When building models, you can configure various options for performance optimization, memory management, and feature selection based on your hardware and use case.

```python
from sam3.model_builder import (
    build_sam3_image_model,
    build_sam3_video_model,
    build_sam3_multiplex_video_model,
    download_ckpt_from_hf,
)

# Image model with full configuration
model = build_sam3_image_model(
    bpe_path=None,                      # Auto-detects bundled tokenizer
    device="cuda",                      # "cuda" or "cpu"
    eval_mode=True,                     # Set to evaluation mode
    checkpoint_path=None,               # Auto-downloads from HuggingFace
    load_from_HF=True,                  # Download checkpoint if not provided
    enable_segmentation=True,           # Enable segmentation head
    enable_inst_interactivity=False,    # Enable SAM 1-style interactive prompts
    compile=False,                      # Enable torch.compile
)

# Video model with temporal disambiguation
video_model = build_sam3_video_model(
    checkpoint_path=None,
    load_from_HF=True,
    bpe_path=None,
    has_presence_token=True,            # Enable presence token for discrimination
    geo_encoder_use_img_cross_attn=True,
    strict_state_dict_loading=True,
    apply_temporal_disambiguation=True, # Enable temporal disambiguation heuristics
    device="cuda",
    compile=False,
)

# SAM 3.1 multiplex model for fast multi-object tracking
multiplex_model = build_sam3_multiplex_video_model(
    checkpoint_path=None,
    load_from_HF=True,
    multiplex_count=16,                 # Objects per bucket
    use_fa3=False,                      # Flash Attention 3
    use_rope_real=False,                # Real-valued RoPE for compile compat
    strict_state_dict_loading=True,
    device="cuda",
    compile=False,
)

# Manually download checkpoints
sam3_ckpt = download_ckpt_from_hf(version="sam3")
sam31_ckpt = download_ckpt_from_hf(version="sam3.1")
```

## Summary

SAM 3 and SAM 3.1 provide a comprehensive foundation for promptable image and video segmentation tasks.
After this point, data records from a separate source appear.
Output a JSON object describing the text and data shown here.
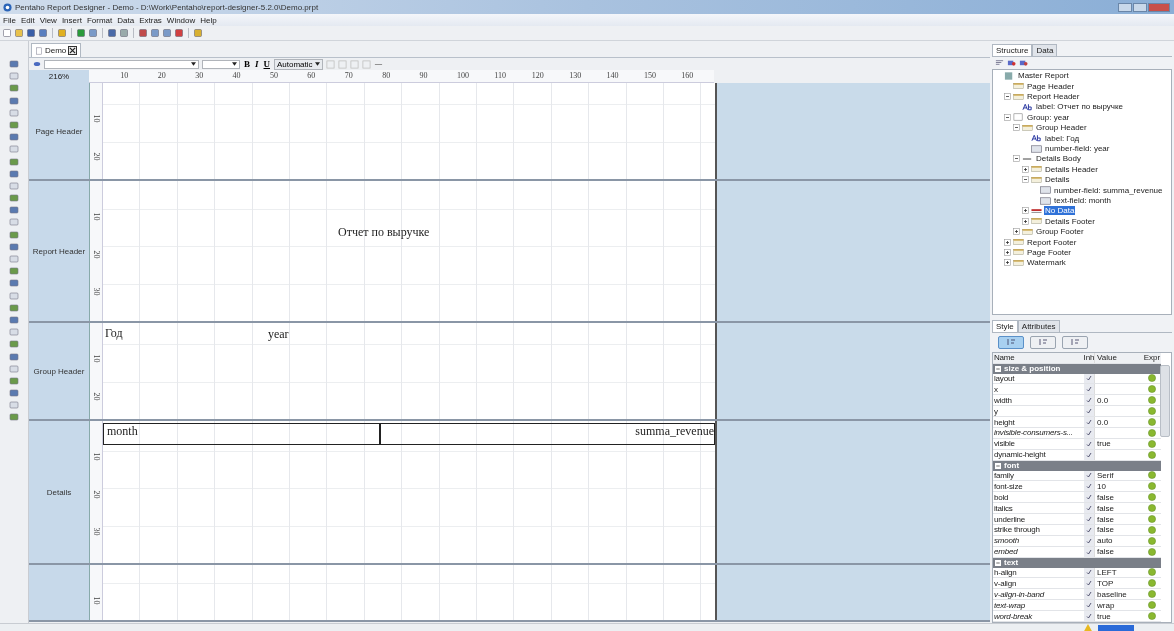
{
  "window": {
    "title": "Pentaho Report Designer - Demo - D:\\Work\\Pentaho\\report-designer-5.2.0\\Demo.prpt"
  },
  "menu": [
    "File",
    "Edit",
    "View",
    "Insert",
    "Format",
    "Data",
    "Extras",
    "Window",
    "Help"
  ],
  "document_tab": {
    "label": "Demo",
    "selected": true
  },
  "format_toolbar": {
    "bold": "B",
    "italic": "I",
    "underline": "U",
    "color_label": "Automatic"
  },
  "zoom": "216%",
  "ruler": [
    "10",
    "20",
    "30",
    "40",
    "50",
    "60",
    "70",
    "80",
    "90",
    "100",
    "110",
    "120",
    "130",
    "140",
    "150",
    "160"
  ],
  "bands": [
    {
      "label": "Page Header",
      "ruler": [
        "10",
        "20"
      ]
    },
    {
      "label": "Report Header",
      "ruler": [
        "10",
        "20",
        "30"
      ],
      "elements": [
        {
          "kind": "title",
          "text": "Отчет по выручке"
        }
      ]
    },
    {
      "label": "Group Header",
      "ruler": [
        "10",
        "20"
      ],
      "elements": [
        {
          "kind": "label",
          "text": "Год"
        },
        {
          "kind": "field",
          "text": "year"
        }
      ]
    },
    {
      "label": "Details",
      "ruler": [
        "10",
        "20",
        "30"
      ],
      "elements": [
        {
          "kind": "cell",
          "text": "month"
        },
        {
          "kind": "cell-right",
          "text": "summa_revenue"
        }
      ]
    },
    {
      "ruler": [
        "10"
      ]
    }
  ],
  "structure": {
    "tabs": [
      {
        "label": "Structure",
        "selected": true
      },
      {
        "label": "Data",
        "selected": false
      }
    ],
    "tree": [
      {
        "label": "Master Report",
        "kind": "report",
        "selected": false,
        "children": [
          {
            "label": "Page Header",
            "kind": "band",
            "selected": false
          },
          {
            "label": "Report Header",
            "kind": "band",
            "selected": false,
            "expanded": true,
            "children": [
              {
                "label": "label: Отчет по выручке",
                "kind": "label",
                "selected": false
              }
            ]
          },
          {
            "label": "Group: year",
            "kind": "group",
            "selected": false,
            "expanded": true,
            "children": [
              {
                "label": "Group Header",
                "kind": "band",
                "selected": false,
                "expanded": true,
                "children": [
                  {
                    "label": "label: Год",
                    "kind": "label",
                    "selected": false
                  },
                  {
                    "label": "number-field: year",
                    "kind": "field",
                    "selected": false
                  }
                ]
              },
              {
                "label": "Details Body",
                "kind": "body",
                "selected": false,
                "expanded": true,
                "children": [
                  {
                    "label": "Details Header",
                    "kind": "band",
                    "selected": false,
                    "expanded": false
                  },
                  {
                    "label": "Details",
                    "kind": "band",
                    "selected": false,
                    "expanded": true,
                    "children": [
                      {
                        "label": "number-field: summa_revenue",
                        "kind": "field",
                        "selected": false
                      },
                      {
                        "label": "text-field: month",
                        "kind": "field",
                        "selected": false
                      }
                    ]
                  },
                  {
                    "label": "No Data",
                    "kind": "nodata",
                    "selected": true,
                    "expanded": false
                  },
                  {
                    "label": "Details Footer",
                    "kind": "band",
                    "selected": false,
                    "expanded": false
                  }
                ]
              },
              {
                "label": "Group Footer",
                "kind": "band",
                "selected": false,
                "expanded": false
              }
            ]
          },
          {
            "label": "Report Footer",
            "kind": "band",
            "selected": false,
            "expanded": false
          },
          {
            "label": "Page Footer",
            "kind": "band",
            "selected": false,
            "expanded": false
          },
          {
            "label": "Watermark",
            "kind": "band",
            "selected": false,
            "expanded": false
          }
        ]
      }
    ]
  },
  "properties": {
    "tabs": [
      {
        "label": "Style",
        "selected": true
      },
      {
        "label": "Attributes",
        "selected": false
      }
    ],
    "view_buttons": [
      {
        "selected": true
      },
      {
        "selected": false
      },
      {
        "selected": false
      }
    ],
    "columns": [
      "Name",
      "Inh",
      "Value",
      "Expr"
    ],
    "rows": [
      {
        "kind": "section",
        "name": "size & position"
      },
      {
        "kind": "row",
        "name": "layout",
        "inherit": true,
        "italic": false
      },
      {
        "kind": "row",
        "name": "x",
        "inherit": true,
        "italic": false
      },
      {
        "kind": "row",
        "name": "width",
        "inherit": true,
        "italic": false,
        "value": "0.0"
      },
      {
        "kind": "row",
        "name": "y",
        "inherit": true,
        "italic": false
      },
      {
        "kind": "row",
        "name": "height",
        "inherit": true,
        "italic": false,
        "value": "0.0"
      },
      {
        "kind": "row",
        "name": "invisible-consumers-s...",
        "inherit": true,
        "italic": true
      },
      {
        "kind": "row",
        "name": "visible",
        "inherit": true,
        "italic": false,
        "value": "true"
      },
      {
        "kind": "row",
        "name": "dynamic-height",
        "inherit": true,
        "italic": false
      },
      {
        "kind": "section",
        "name": "font"
      },
      {
        "kind": "row",
        "name": "family",
        "inherit": true,
        "italic": false,
        "value": "Serif"
      },
      {
        "kind": "row",
        "name": "font-size",
        "inherit": true,
        "italic": false,
        "value": "10"
      },
      {
        "kind": "row",
        "name": "bold",
        "inherit": true,
        "italic": false,
        "value": "false"
      },
      {
        "kind": "row",
        "name": "italics",
        "inherit": true,
        "italic": false,
        "value": "false"
      },
      {
        "kind": "row",
        "name": "underline",
        "inherit": true,
        "italic": false,
        "value": "false"
      },
      {
        "kind": "row",
        "name": "strike through",
        "inherit": true,
        "italic": false,
        "value": "false"
      },
      {
        "kind": "row",
        "name": "smooth",
        "inherit": true,
        "italic": true,
        "value": "auto"
      },
      {
        "kind": "row",
        "name": "embed",
        "inherit": true,
        "italic": true,
        "value": "false"
      },
      {
        "kind": "section",
        "name": "text"
      },
      {
        "kind": "row",
        "name": "h-align",
        "inherit": true,
        "italic": false,
        "value": "LEFT"
      },
      {
        "kind": "row",
        "name": "v-align",
        "inherit": true,
        "italic": false,
        "value": "TOP"
      },
      {
        "kind": "row",
        "name": "v-align-in-band",
        "inherit": true,
        "italic": true,
        "value": "baseline"
      },
      {
        "kind": "row",
        "name": "text-wrap",
        "inherit": true,
        "italic": true,
        "value": "wrap"
      },
      {
        "kind": "row",
        "name": "word-break",
        "inherit": true,
        "italic": true,
        "value": "true"
      }
    ]
  }
}
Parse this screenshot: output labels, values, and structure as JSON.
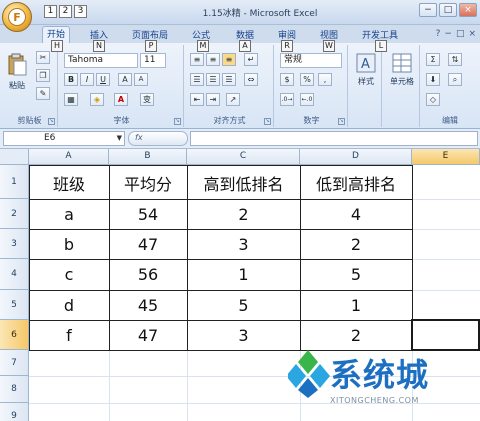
{
  "window": {
    "title": "1.15冰精 - Microsoft Excel",
    "office_button_key": "F",
    "qat_keys": [
      "1",
      "2",
      "3"
    ],
    "controls": {
      "minimize": "−",
      "restore": "□",
      "close": "×"
    }
  },
  "tabs": [
    {
      "label": "开始",
      "key": "H",
      "active": true
    },
    {
      "label": "插入",
      "key": "N"
    },
    {
      "label": "页面布局",
      "key": "P"
    },
    {
      "label": "公式",
      "key": "M"
    },
    {
      "label": "数据",
      "key": "A"
    },
    {
      "label": "审阅",
      "key": "R"
    },
    {
      "label": "视图",
      "key": "W"
    },
    {
      "label": "开发工具",
      "key": "L"
    }
  ],
  "ribbon_right": {
    "help": "?",
    "min": "−",
    "restore": "□",
    "close": "×"
  },
  "ribbon": {
    "clipboard": {
      "label": "剪贴板",
      "paste": "粘贴"
    },
    "font": {
      "label": "字体",
      "name": "Tahoma",
      "size": "11",
      "bold": "B",
      "italic": "I",
      "underline": "U",
      "grow": "A",
      "shrink": "A",
      "wen": "变"
    },
    "alignment": {
      "label": "对齐方式"
    },
    "number": {
      "label": "数字",
      "format": "常规",
      "percent": "%",
      "comma": ","
    },
    "styles": {
      "label": "样式"
    },
    "cells": {
      "label": "单元格"
    },
    "editing": {
      "label": "编辑"
    }
  },
  "formula_bar": {
    "name_box": "E6",
    "formula": "",
    "fx": "fx"
  },
  "grid": {
    "columns": [
      "A",
      "B",
      "C",
      "D",
      "E"
    ],
    "rows": [
      "1",
      "2",
      "3",
      "4",
      "5",
      "6",
      "7",
      "8",
      "9"
    ],
    "selected_column": "E",
    "selected_row": "6",
    "table": {
      "headers": [
        "班级",
        "平均分",
        "高到低排名",
        "低到高排名"
      ],
      "rows": [
        [
          "a",
          "54",
          "2",
          "4"
        ],
        [
          "b",
          "47",
          "3",
          "2"
        ],
        [
          "c",
          "56",
          "1",
          "5"
        ],
        [
          "d",
          "45",
          "5",
          "1"
        ],
        [
          "f",
          "47",
          "3",
          "2"
        ]
      ]
    }
  },
  "watermark": {
    "text": "系统城",
    "url": "XITONGCHENG.COM",
    "colors": [
      "#2aa6e0",
      "#3ab54a",
      "#1c6fc1"
    ]
  }
}
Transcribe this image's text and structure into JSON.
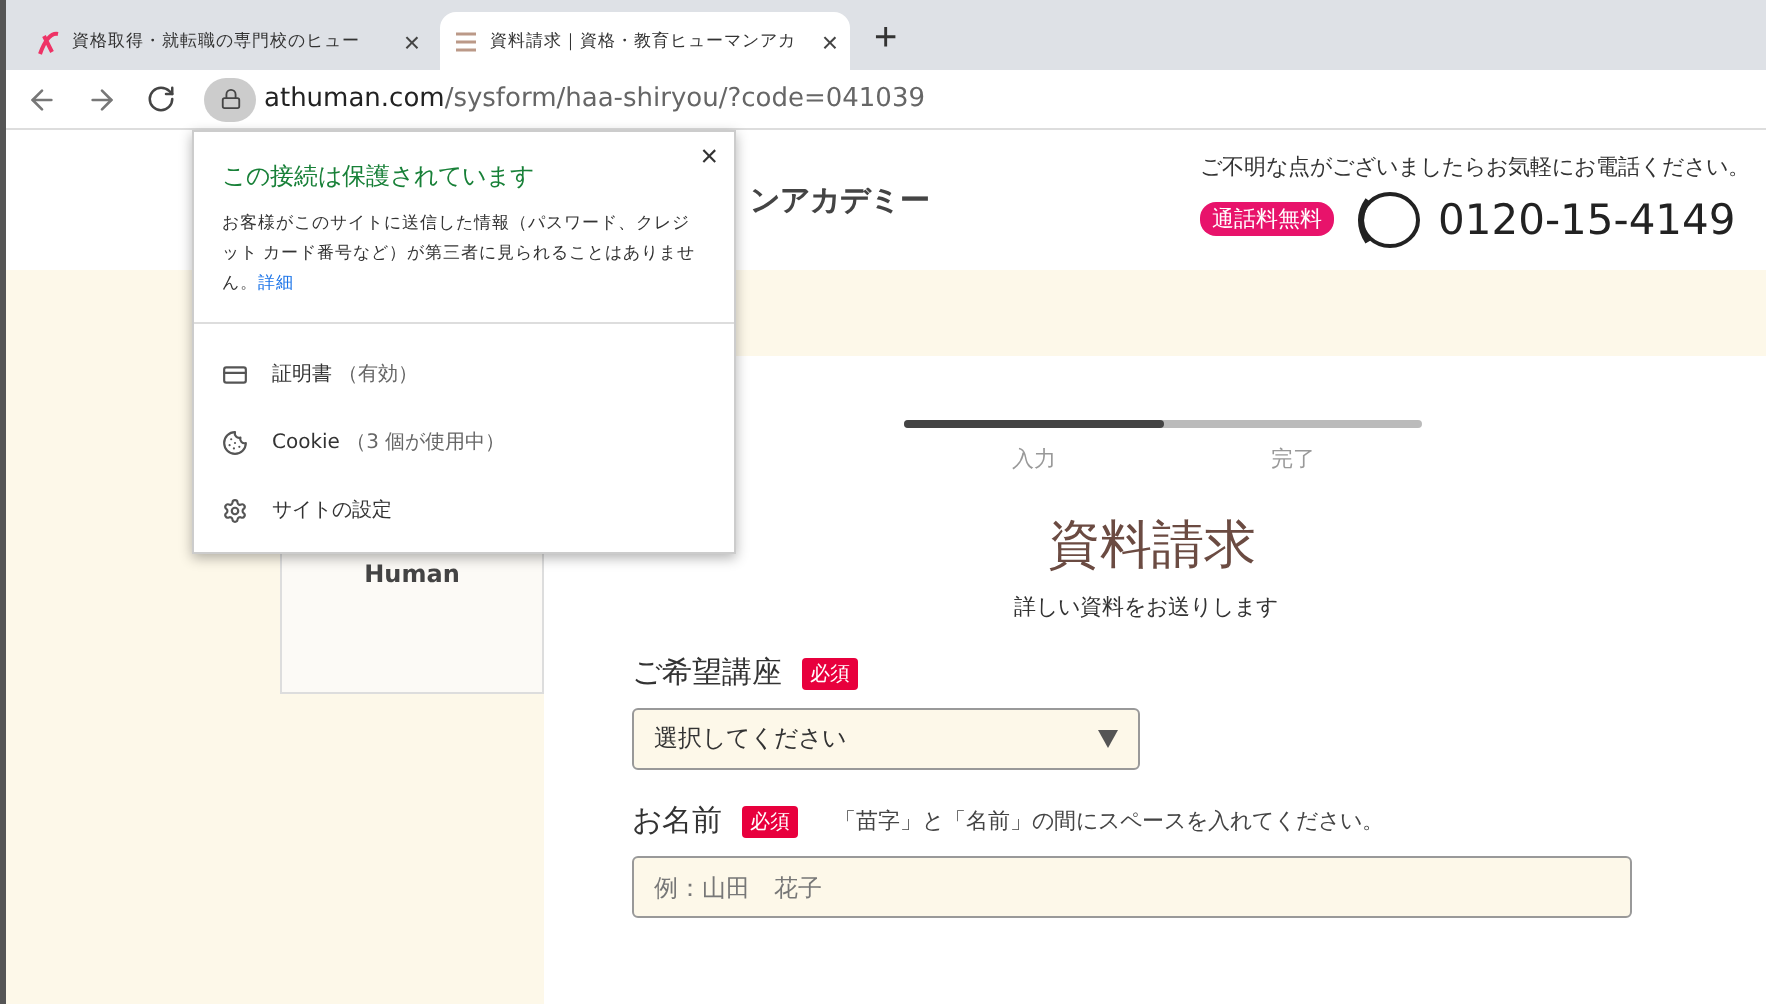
{
  "browser": {
    "tabs": [
      {
        "title": "資格取得・就転職の専門校のヒュー",
        "close": "×",
        "selected": false
      },
      {
        "title": "資料請求｜資格・教育ヒューマンアカ",
        "close": "×",
        "selected": true
      }
    ],
    "new_tab": "+",
    "url": {
      "host": "athuman.com",
      "path": "/sysform/haa-shiryou/?code=041039"
    }
  },
  "popup": {
    "title": "この接続は保護されています",
    "body": "お客様がこのサイトに送信した情報（パスワード、クレジット カード番号など）が第三者に見られることはありません。",
    "link": "詳細",
    "close": "×",
    "items": [
      {
        "kind": "certificate",
        "label": "証明書",
        "note": "（有効）"
      },
      {
        "kind": "cookie",
        "label": "Cookie",
        "note": "（3 個が使用中）"
      },
      {
        "kind": "settings",
        "label": "サイトの設定"
      }
    ]
  },
  "header": {
    "logo": "ンアカデミー",
    "notice": "ご不明な点がございましたらお気軽にお電話ください。",
    "badge": "通話料無料",
    "phone": "0120-15-4149"
  },
  "sidebar": {
    "card_text": "Human"
  },
  "progress": {
    "level": 0.5,
    "steps": [
      "入力",
      "完了"
    ]
  },
  "form": {
    "title": "資料請求",
    "subtitle": "詳しい資料をお送りします",
    "fields": [
      {
        "kind": "select",
        "label": "ご希望講座",
        "required": "必須",
        "value": "選択してください"
      },
      {
        "kind": "text",
        "label": "お名前",
        "required": "必須",
        "hint": "「苗字」と「名前」の間にスペースを入れてください。",
        "placeholder": "例：山田　花子"
      }
    ]
  }
}
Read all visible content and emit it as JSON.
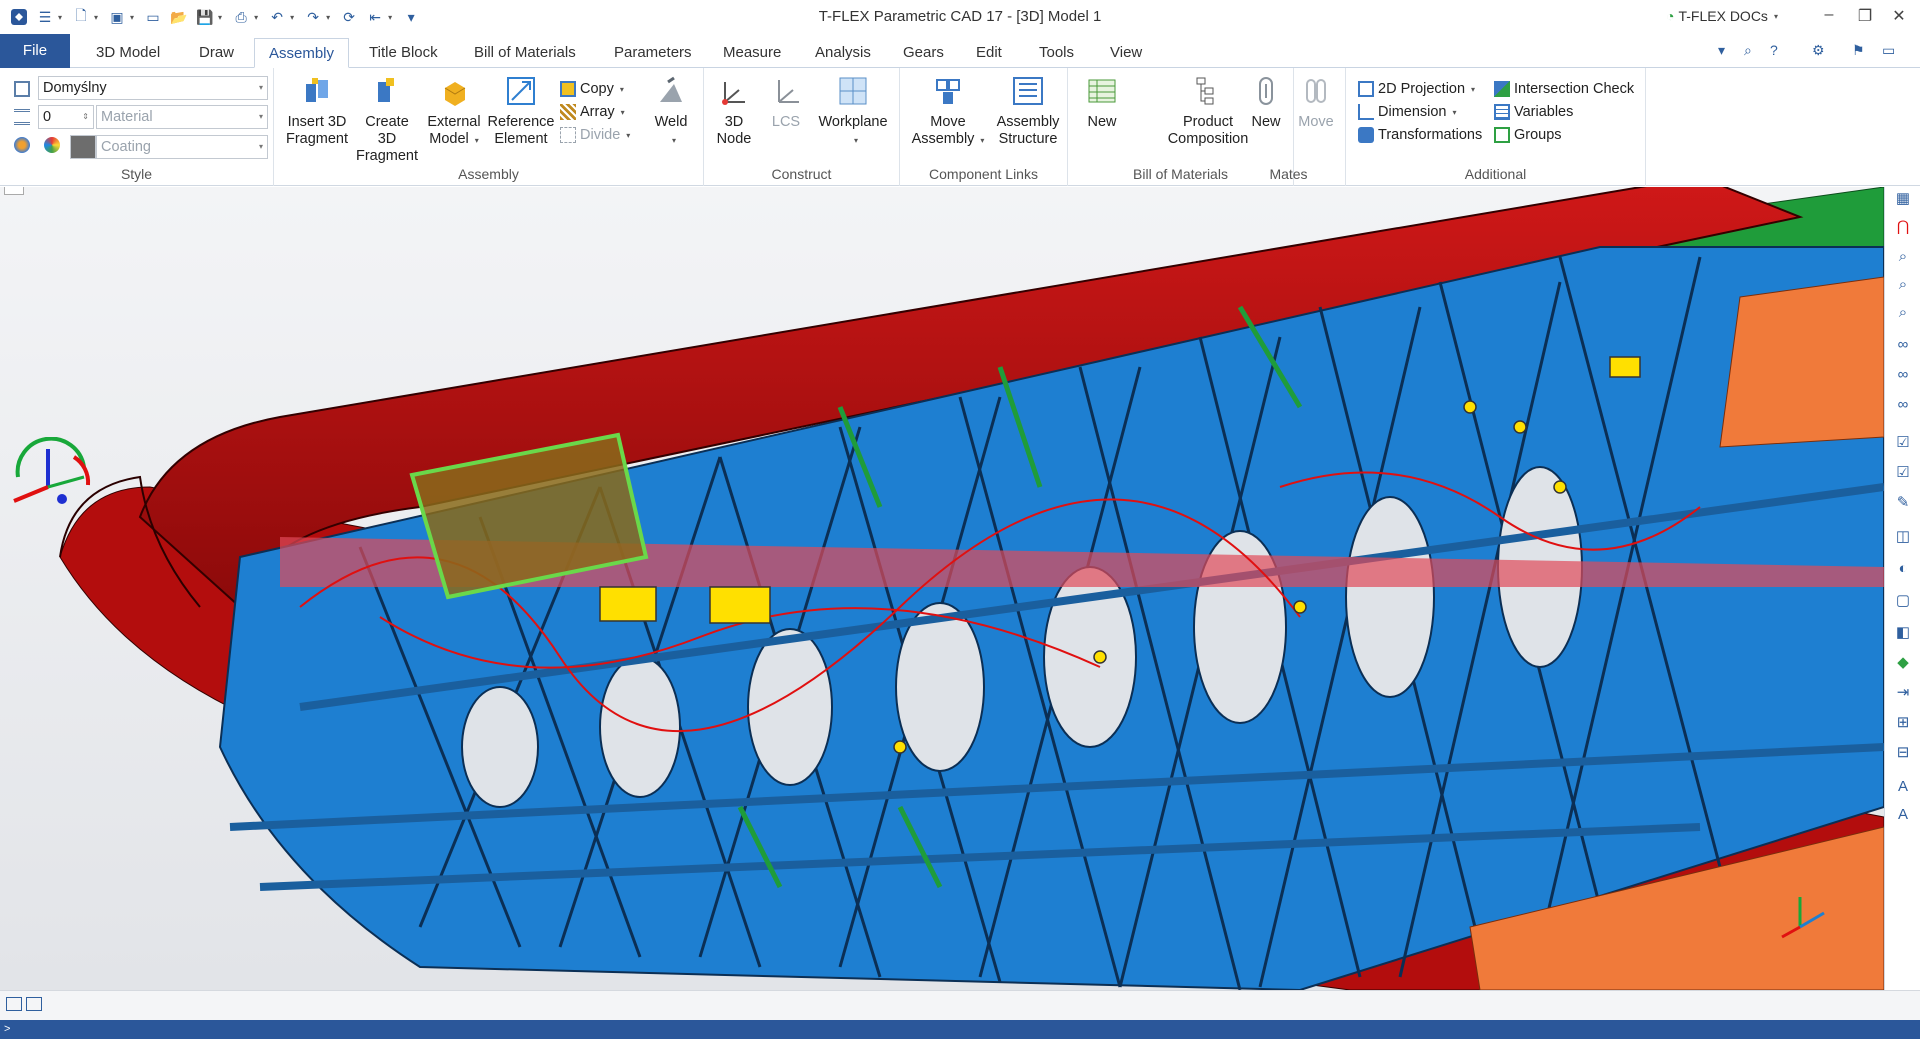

The primary use cases include: (1) open-vocabulary object detection and segmentation using natural language descriptions, (2) interactive video object tracking with text prompts and click refinement, (3) visual prompting through bounding boxes for exemplar-based segmentation, and (4) multi-object tracking at scale using the efficient Object Multiplex architecture in SAM 3.1.

Integration patterns typically involve: building a model or predictor using the appropriate builder function, setting up inference sessions for video processing, using `handle_request()` for single operations and `handle_stream_request()` for video propagation, and managing sessions with start/reset/close operations. For production deployments, enable `compile=True` with SAM 3.1 for significant speedups, use Flash Attention 3 (`use_fa3=True`) on supported hardware, and leverage multi-GPU inference via `gpus_to_use` parameter. The session-based API ensures stateful tracking across video frames while providing flexibility for interactive refinement workflows.